While it might sound like baby talk, goo-goo is believed to be an alteration of goggle, meaning “protuberant” or “staring” (think of a cartoon animal’s eyes bulging out of its head with hearts instead of pupils, accompanied by the blast of an old-timey car horn).
Apple of One’s Eye
Since the pupil is essential to vision, it was held to be something very precious. Thus, when you call someone or something the “apple of your eye,” you are telling them that they are cherished. In the past, the idiom actually referred to the actual pupil of the eye because it was viewed as a round, solid object comparable to an apple.
The phrase is connected to the Bible, in which it appears in books of the Old Testament: Deuteronomy, Psalms, Proverbs, and Lamentations. The first use of the phrase appears in Deuteronomy, which reads “He found him in a desert land, and in the howling waste of the wilderness; he encircled him, he cared for him, he kept him as the apple of his eye.”

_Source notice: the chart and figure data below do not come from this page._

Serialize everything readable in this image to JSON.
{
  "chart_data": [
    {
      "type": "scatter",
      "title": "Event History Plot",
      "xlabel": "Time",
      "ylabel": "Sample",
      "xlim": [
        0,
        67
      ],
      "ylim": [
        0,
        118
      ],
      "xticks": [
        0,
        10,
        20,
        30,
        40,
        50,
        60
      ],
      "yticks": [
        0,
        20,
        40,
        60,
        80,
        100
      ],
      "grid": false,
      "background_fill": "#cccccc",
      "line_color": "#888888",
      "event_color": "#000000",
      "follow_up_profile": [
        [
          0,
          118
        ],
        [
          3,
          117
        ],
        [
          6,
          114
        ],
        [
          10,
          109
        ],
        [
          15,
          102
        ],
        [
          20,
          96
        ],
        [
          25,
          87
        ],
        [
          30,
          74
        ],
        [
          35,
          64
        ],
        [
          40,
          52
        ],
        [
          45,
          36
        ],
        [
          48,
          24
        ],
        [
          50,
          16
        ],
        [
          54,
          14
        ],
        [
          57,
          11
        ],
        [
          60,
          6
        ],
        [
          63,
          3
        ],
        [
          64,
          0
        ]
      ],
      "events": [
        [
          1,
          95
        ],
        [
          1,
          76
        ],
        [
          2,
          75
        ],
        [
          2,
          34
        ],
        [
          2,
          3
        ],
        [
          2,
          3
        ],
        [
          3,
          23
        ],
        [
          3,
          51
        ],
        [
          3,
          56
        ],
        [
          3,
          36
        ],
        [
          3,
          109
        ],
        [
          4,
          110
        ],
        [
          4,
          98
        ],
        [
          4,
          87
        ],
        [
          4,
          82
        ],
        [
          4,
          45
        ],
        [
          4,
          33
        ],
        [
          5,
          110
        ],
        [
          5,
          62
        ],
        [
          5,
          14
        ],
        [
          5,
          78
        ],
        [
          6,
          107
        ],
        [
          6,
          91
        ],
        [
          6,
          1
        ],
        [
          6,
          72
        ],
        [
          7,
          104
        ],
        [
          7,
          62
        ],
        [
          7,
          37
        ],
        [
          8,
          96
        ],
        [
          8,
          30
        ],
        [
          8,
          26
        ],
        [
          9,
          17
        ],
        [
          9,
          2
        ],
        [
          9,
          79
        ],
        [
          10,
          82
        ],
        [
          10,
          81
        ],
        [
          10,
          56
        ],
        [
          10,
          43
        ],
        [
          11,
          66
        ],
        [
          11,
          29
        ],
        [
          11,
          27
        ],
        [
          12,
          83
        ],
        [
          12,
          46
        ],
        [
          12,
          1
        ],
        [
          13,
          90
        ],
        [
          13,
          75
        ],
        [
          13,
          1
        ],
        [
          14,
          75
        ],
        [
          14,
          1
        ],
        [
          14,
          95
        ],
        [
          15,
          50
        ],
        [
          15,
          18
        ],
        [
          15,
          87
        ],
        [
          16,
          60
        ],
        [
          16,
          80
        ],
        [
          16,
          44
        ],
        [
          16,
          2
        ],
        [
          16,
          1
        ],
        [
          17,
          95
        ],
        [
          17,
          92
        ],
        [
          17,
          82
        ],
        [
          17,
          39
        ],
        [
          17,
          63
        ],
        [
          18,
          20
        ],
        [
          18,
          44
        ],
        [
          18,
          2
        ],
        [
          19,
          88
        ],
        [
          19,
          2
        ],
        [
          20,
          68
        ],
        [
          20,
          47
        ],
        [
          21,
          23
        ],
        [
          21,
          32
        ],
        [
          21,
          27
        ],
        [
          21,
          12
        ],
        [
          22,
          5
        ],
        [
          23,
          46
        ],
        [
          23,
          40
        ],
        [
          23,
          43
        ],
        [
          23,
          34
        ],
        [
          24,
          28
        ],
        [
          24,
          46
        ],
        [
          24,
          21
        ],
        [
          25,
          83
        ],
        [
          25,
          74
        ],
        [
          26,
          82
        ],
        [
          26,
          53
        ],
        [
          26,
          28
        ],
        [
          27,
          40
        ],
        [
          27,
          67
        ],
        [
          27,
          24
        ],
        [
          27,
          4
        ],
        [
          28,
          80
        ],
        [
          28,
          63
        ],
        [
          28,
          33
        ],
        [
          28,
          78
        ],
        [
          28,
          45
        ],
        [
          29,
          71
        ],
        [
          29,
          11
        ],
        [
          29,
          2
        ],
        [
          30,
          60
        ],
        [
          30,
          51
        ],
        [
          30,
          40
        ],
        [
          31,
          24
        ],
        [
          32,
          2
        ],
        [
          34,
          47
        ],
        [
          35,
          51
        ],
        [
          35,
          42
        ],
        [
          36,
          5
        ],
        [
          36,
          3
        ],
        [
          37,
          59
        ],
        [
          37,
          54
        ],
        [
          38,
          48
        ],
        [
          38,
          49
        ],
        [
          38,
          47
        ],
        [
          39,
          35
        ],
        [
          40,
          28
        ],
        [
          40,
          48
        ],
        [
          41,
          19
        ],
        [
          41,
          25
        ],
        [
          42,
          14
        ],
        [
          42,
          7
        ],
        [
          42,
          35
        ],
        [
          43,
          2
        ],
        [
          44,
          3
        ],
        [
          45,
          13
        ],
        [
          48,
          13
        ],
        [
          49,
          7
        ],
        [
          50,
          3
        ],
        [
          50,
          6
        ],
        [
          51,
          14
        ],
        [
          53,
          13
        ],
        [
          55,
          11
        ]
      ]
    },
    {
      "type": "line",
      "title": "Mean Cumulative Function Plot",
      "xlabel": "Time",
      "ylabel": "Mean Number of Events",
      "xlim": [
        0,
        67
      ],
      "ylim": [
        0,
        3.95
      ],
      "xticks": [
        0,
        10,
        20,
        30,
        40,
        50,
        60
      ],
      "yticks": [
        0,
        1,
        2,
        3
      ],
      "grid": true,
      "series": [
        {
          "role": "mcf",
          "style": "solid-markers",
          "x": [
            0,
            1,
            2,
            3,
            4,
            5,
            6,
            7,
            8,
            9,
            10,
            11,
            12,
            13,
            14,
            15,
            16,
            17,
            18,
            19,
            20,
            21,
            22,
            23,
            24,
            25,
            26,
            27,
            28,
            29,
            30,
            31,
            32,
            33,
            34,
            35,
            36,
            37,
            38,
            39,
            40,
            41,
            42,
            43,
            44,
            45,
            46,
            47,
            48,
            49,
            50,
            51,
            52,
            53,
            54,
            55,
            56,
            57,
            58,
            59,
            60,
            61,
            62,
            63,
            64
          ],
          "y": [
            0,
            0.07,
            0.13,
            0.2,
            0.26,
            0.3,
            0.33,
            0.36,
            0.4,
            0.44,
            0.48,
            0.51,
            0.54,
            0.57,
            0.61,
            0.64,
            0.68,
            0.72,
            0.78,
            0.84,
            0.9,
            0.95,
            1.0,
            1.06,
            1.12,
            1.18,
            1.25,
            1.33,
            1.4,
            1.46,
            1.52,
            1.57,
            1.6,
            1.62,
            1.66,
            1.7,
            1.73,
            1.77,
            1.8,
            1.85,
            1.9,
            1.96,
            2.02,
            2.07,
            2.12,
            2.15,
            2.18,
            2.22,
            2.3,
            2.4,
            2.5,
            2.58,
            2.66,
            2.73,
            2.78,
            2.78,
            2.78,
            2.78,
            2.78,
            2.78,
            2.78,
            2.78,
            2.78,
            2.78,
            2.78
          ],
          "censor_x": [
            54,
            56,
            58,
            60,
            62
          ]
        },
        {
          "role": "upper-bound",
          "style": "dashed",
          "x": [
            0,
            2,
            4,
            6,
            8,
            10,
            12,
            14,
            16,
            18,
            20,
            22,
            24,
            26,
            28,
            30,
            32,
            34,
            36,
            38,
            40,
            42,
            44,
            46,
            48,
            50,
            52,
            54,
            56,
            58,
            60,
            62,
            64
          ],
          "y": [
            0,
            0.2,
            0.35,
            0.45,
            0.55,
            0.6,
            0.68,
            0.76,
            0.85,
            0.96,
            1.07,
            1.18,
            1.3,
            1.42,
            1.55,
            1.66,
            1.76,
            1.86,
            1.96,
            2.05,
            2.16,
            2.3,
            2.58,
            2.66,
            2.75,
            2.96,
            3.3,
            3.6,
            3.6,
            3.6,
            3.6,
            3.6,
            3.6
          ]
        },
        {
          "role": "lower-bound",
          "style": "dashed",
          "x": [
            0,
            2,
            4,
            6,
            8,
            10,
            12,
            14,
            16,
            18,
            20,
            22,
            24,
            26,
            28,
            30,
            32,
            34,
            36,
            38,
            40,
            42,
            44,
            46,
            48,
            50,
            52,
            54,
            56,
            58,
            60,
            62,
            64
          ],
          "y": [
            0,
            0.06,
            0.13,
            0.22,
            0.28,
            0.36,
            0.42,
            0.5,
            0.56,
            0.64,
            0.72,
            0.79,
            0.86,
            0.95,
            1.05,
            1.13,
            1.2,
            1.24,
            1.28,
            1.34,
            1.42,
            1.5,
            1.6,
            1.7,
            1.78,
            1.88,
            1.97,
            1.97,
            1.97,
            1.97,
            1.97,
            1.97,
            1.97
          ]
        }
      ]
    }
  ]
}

A more literal translation of the original Hebrew biblical text is actually “little man of his eye,” which probably refers to the reflection of oneself that one sees in the eye of another person. In early English translations of the Bible, however, the phrase appears as “apple of his eye.” This probably developed from the Anglo-Saxon use of the word æppel for “pupil” as well as for “apple.” Thus, the phrase developed into “apple of one’s eye” and retained the meaning of something treasured.
Puppy Love (and Calf-love)
The term puppy love is used for those romantic feelings of love that are felt between young people and are not considered to be real love by more experienced adults (despite Paul Anka’s protestations in his 1960 hit “Puppy Love”). It dates to the early 19th century, but puppy-lover used in similar contexts has been traced to the 17th century.
Head Over Heels
Part of the appeal of this odd phrase is its lack of logic; the head is, after all, normally over the heels. It comes from the somewhat more logical phrase “heels over head,” which is first recorded circa 1400. The variant “head over heels” began to circulate in the 1600s, and it seems to have occurred through an error. Nevertheless, common use has made it acceptable, and it has superseded its predecessor. Besides referring to, in an illogical manner, a somersault or being upside down topsy-turvy, “head over heels” can mean “very much” or “deeply,” as in “He is head over heels in love,” or “very much/deeply in love” as in “She went head over heels for him.”
Heartthrob/Sweetheart
The word heart began pulsating in Old English as the name for the organ in the chest that pumps blood through veins and arteries. In the 16th century, the noun throb began beating. (The verb was already palpitating in the sense of “to pulsate or pound with abnormal force.”) Early uses of the noun include references to spasms of pain (especially in childbirth) or the catching of breath, or even a sigh.
The term heartthrob originally referred, unsurprisingly, to the pulsation of the heart in the 18th century and later to sentimental emotion. In early 20th-century American English, heartthrob named a person or thing that aroused romantic feelings or with whom one was infatuated; nowadays, it is chiefly applied to an attractive and usually young, famous man.
Heart also has an intimate relationship with sweet. Although heart has been openly paired (grammatically, as an open compound) with various other adjectives connoting love (such as dear and darling) since Old English, it began an intimate relationship with sweet, first in hyphenated form and then as a closed compound, as in the pet name sweetheart for a person you love very much, in the 16th century.